Unifying Is and Ought (05/06/03)

Though it uses obfuscating philosophical language about consequentalism and teleologicalismisticness and crap like that, Game Theory and the Social Contract has, for me, resolved much of the paradox between whether we should focus on what is or what could be. I've always had some conflict between them, between idealism and realism.

It seems like we have to focus on what is, because if what we want is to make our lives or our friends lives or the world better, or at least more like we want them to be, we have to work within reality. Musing about impossible possibilities is mere intellectual masturbation. Yet it seems like we also should focus on what could be, because otherwise we cannot figure out what direction to try to push the world. We are stuck with what we have if we cannot imagine other options. As Flow (which I just finished) says, Action without Reflection is blind, Reflection without Action is impotent.
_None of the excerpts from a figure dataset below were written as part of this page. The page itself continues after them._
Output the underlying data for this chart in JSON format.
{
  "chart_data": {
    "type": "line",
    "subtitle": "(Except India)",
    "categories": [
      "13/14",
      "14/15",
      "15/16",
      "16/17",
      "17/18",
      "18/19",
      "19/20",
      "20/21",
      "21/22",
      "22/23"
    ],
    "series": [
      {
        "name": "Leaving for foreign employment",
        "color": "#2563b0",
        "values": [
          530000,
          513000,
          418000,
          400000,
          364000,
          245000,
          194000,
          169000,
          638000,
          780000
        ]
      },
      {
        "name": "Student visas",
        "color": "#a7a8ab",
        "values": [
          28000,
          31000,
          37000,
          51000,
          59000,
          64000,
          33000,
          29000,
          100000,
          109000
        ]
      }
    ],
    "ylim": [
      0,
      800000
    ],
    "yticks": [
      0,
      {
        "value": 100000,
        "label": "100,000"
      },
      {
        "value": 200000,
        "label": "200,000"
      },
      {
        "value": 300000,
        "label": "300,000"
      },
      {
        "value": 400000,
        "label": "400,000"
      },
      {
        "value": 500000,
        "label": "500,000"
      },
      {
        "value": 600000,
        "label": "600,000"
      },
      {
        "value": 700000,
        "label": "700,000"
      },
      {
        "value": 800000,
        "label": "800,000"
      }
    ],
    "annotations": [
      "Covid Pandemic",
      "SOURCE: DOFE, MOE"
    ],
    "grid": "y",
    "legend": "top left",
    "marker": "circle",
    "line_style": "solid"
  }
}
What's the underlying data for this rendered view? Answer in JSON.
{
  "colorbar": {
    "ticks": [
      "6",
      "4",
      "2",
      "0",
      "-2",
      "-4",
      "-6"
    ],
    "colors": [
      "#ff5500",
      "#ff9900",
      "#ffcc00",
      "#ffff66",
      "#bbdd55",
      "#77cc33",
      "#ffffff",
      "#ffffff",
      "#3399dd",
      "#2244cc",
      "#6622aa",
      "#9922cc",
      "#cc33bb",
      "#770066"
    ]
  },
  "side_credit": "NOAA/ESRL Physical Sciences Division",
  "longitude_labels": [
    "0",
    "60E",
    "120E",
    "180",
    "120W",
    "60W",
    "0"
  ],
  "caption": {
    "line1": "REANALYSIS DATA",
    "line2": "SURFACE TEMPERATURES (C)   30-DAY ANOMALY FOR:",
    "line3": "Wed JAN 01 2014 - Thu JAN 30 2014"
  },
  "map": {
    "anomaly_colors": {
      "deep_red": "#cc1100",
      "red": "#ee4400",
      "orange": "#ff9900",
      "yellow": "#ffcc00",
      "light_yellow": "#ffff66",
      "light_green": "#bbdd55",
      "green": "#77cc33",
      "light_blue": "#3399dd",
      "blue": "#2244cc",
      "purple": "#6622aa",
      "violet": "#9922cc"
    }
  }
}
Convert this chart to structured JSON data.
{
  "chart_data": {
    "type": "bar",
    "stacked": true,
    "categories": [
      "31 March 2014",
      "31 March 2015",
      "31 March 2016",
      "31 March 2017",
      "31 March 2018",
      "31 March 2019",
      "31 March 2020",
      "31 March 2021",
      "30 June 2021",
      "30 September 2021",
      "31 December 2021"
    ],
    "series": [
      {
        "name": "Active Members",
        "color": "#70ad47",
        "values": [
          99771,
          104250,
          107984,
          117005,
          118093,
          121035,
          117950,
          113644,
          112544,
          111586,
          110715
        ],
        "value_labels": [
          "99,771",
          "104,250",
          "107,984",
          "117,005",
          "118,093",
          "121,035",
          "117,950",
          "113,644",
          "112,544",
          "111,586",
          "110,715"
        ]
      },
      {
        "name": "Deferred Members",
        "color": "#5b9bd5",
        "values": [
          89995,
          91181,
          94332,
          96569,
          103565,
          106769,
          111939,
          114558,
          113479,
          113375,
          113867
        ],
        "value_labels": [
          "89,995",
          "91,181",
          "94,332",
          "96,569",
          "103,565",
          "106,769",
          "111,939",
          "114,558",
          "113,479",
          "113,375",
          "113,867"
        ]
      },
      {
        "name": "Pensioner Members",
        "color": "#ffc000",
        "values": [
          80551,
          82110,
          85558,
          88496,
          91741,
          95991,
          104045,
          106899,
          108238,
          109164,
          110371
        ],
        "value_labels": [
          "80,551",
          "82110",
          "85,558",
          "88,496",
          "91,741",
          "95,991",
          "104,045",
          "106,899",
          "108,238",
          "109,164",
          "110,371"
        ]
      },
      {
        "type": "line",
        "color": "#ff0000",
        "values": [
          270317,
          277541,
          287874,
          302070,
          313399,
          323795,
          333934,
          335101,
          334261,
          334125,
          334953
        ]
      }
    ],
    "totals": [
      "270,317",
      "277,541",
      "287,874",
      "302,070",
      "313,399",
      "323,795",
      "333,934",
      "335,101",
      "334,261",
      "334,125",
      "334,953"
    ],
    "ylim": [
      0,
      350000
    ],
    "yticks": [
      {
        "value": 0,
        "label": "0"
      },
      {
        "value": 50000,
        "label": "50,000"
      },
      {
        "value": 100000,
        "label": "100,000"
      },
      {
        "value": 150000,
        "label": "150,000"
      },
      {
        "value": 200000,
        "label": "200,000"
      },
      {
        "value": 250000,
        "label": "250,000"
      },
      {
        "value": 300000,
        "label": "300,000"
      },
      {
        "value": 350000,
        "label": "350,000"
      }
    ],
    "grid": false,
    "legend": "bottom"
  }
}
The resolution, like much of truth, is simple and commonsensical once we hear it. Reality must be our guide as to what can be, to the feasible worlds. If something is not feasible, if its is not an equilibria reachable by a sequence of equilibria, it is pointless to consider it. But there are many feasible worlds, and so we need "oughts", evaluations by whatever criteria we choose (moral, aesthetic, religious), as our tools for choosing among them. We Reflect, but only upon Actions that we can and may take. We Act, but in ways that our Reflections tell us are effective ways of getting to better worlds.

Thus we neither ignore the possible improvements, nor waste time thinking about impossible ones. The answer matches my intuition, but that's a black box and I'd rather have a clearly expressed principle.